Hikâyede bir şey eksikti. Belki de fazla.
Bu filmde öğrenmediğimiz, kodlanmadığımız, çalışmadığımız bir şeyler vardı.
Kahraman bizdik, iyi güzeldi de akışta bir tuhaflık vardı.
Neydi? Neydi?
Sonunda buldum.
Bir gece ansızın kafamda parçaları oturttum.
Hani şu Hollywood filmlerindeki başrol erkekler vardır ya.
Hani Javier Bardem gibi, Bruce Willis gibi, Richard Gere gibi, Robert Downey Jr. gibi, Jude Law gibi oyuncular canlandırır o erkekleri.
Bildiniz siz onları.
Biz kadınlar bayılırız onlara.
Çünkü onlar... 1. Kendi dünyalarını kurmuşlardır. Öyle vizesiz giriş yoktur yani.
2. 'Cool' görünümlüdürler. Çoğu zaman umursamaz tavırlarıyla salaştırlar. Tabii isterlerse bizi bizden alabilecek kadar şık da olabilirler.
3. Seksidirler. Mesela bir anda mutfağa girip nefis bir yemek hazırlayabilirler. Ya da ummadığınız bir anda ellerine gitar alıp şarkı söyleyebilirler.
4. Sağları solları belli olmaz, kolay kolay elde tutulamazlar ama âşık olurlarsa aşkın hakkını fazlasıyla verebilirler.
5. Kuralları sevmezler.
6. Aptallıkları bile göze zekice görünür.
Özetle rüya erkeklerimizdir onlar. Her zaman sürpriz, her zaman kaygan zemin, her zaman a-acayip bir hal, her zaman fark.
İşte o filmlerdeki adamlar var ya adamlar... o adamlar benim.
Hatta biziz.
E biz kimiz?
Kısaca biz; "güçlü" tabir edilen kadınlarız canım.
Hey gözünü sevdiğimin mazisi. Eskiden filmde adam kadını öpünce, hayal dünyamızda kadının yerine geçerdik, şimdi kadını öpen o "seksi" adam biz oluverdik.
O yüzdendir hikâyede başrolün bize verilmesine rağmen bir şeyleri eksik hissetmemiz. O yüzdendir arada sıkışmamız.
Her şeyin varsa, hayatın kontrolü fazlasıyla ellerindeyse. Çevreni bile sen yönlendiriyorsan. Annenin annesi (kimi zaman kocası), babanın babası oluvermişsen bir anda.
Çok yaşamışsan, çok yaşanmışsan... Tüketmişsen, tüketilmişsen ama yine de tükenmemişsen.

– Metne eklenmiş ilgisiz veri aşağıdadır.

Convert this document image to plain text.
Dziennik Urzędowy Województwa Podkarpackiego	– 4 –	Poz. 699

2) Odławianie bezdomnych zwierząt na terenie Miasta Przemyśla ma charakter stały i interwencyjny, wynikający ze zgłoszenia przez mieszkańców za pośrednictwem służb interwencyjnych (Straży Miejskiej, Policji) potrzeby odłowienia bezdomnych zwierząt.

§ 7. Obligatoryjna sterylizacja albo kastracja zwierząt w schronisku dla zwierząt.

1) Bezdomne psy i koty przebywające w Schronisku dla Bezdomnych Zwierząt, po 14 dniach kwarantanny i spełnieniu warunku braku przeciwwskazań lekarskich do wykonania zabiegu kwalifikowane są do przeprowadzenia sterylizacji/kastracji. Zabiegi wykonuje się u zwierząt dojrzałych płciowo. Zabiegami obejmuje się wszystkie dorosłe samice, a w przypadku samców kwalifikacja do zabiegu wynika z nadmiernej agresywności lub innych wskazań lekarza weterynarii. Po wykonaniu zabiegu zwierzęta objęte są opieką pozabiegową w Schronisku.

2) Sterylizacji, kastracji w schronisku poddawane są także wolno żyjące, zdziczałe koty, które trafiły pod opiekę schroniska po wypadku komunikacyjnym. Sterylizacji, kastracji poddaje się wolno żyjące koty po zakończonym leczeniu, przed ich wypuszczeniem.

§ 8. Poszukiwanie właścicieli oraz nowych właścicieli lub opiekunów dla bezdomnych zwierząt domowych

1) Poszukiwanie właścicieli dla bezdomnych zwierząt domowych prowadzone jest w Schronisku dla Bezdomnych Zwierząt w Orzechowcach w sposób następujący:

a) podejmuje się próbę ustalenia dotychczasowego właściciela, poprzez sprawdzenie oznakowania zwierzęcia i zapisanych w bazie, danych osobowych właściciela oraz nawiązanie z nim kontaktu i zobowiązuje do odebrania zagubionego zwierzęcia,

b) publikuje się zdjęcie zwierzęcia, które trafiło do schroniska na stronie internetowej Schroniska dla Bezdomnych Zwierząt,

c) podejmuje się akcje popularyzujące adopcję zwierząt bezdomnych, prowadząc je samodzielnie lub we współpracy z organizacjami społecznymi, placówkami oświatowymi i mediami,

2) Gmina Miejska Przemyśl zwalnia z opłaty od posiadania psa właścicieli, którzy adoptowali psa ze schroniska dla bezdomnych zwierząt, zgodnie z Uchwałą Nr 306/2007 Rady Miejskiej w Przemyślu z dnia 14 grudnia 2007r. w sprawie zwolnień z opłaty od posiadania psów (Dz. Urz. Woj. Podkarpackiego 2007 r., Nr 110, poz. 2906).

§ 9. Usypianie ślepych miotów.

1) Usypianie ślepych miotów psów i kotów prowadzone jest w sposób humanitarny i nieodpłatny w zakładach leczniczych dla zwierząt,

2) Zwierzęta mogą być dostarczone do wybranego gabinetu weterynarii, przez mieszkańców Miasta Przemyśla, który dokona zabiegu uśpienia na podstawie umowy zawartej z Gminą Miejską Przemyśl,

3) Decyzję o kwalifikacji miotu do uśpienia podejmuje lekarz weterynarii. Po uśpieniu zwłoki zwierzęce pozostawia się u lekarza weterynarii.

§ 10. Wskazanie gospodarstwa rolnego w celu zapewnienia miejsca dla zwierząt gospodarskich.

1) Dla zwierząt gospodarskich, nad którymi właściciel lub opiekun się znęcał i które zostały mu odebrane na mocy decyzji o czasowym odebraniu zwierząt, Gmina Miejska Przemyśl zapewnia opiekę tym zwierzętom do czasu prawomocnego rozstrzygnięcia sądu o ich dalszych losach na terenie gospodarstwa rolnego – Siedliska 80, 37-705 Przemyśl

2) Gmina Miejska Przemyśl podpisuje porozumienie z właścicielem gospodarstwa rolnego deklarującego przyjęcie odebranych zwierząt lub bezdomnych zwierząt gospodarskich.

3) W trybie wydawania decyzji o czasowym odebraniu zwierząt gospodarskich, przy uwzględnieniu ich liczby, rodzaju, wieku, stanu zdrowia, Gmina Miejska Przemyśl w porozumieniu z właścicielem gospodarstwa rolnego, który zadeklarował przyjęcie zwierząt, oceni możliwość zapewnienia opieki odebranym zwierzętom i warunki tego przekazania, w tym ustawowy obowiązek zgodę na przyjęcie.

"O nasıl olsa halleder" damgası yapıştırılmışsa sana ve sen de Spartacus'lük yapıp bu damgayı sorgusuz sualsiz taşıyorsan...
Çözüm üretme uzmanı kesildiysen ister istemez, mecburiyetten...
"Ağlayan zırlayan ve gözyaşlarını ticari amaçlarla kullanan kadın" kategorisinden yıllar önce çıkmışsan, çıkartılmışsan...
Tahammül seviyen deniz seviyesinin altındaysa...
Sürüne tokatlana en önemlisinin ve birinci önceliğin "kendin" olduğu gerçeğine uyanmışsan...
Zevklerini, lezzetlerini, keyiflerini ve huzurunu hiçbir şeye değişemez olmuşsan.
Evine aldığın bir mumun, akşam arkadaşınla baş başa açıp içtiğin o şarabın, aylarca düşlediğin o seyahatin tadı başka tatlara benzemiyorsa...
Kendi kendine sultanlığını kurmuşsan.
Parazit yapanı anında kapının önüne koyuyorsan, hey dostum sen de bendensin.
Sen de bizdensin (Bu arada hep bizden gidiyor ama çaktırmayın, karizmayı bozmayın. Yazının da bir havası var canım).
Sen de o kadınlardansın.
Yani sen de o filmdeki bayıldığın adamsın. Hem de adam gibi adamsın.
Biliyorsun bazen sen de zordasın.
Çünkü dönüştüğün kadın ezber bozuyor. Dönüştüğün kadın erkeklerin sinirini bozuyor. Dönüştüğün kadın sınır dışı edilebiliyor.
Fakat sen biliyorsun; dönüştüğün kadın olmanın zevkine paha biçilemiyor.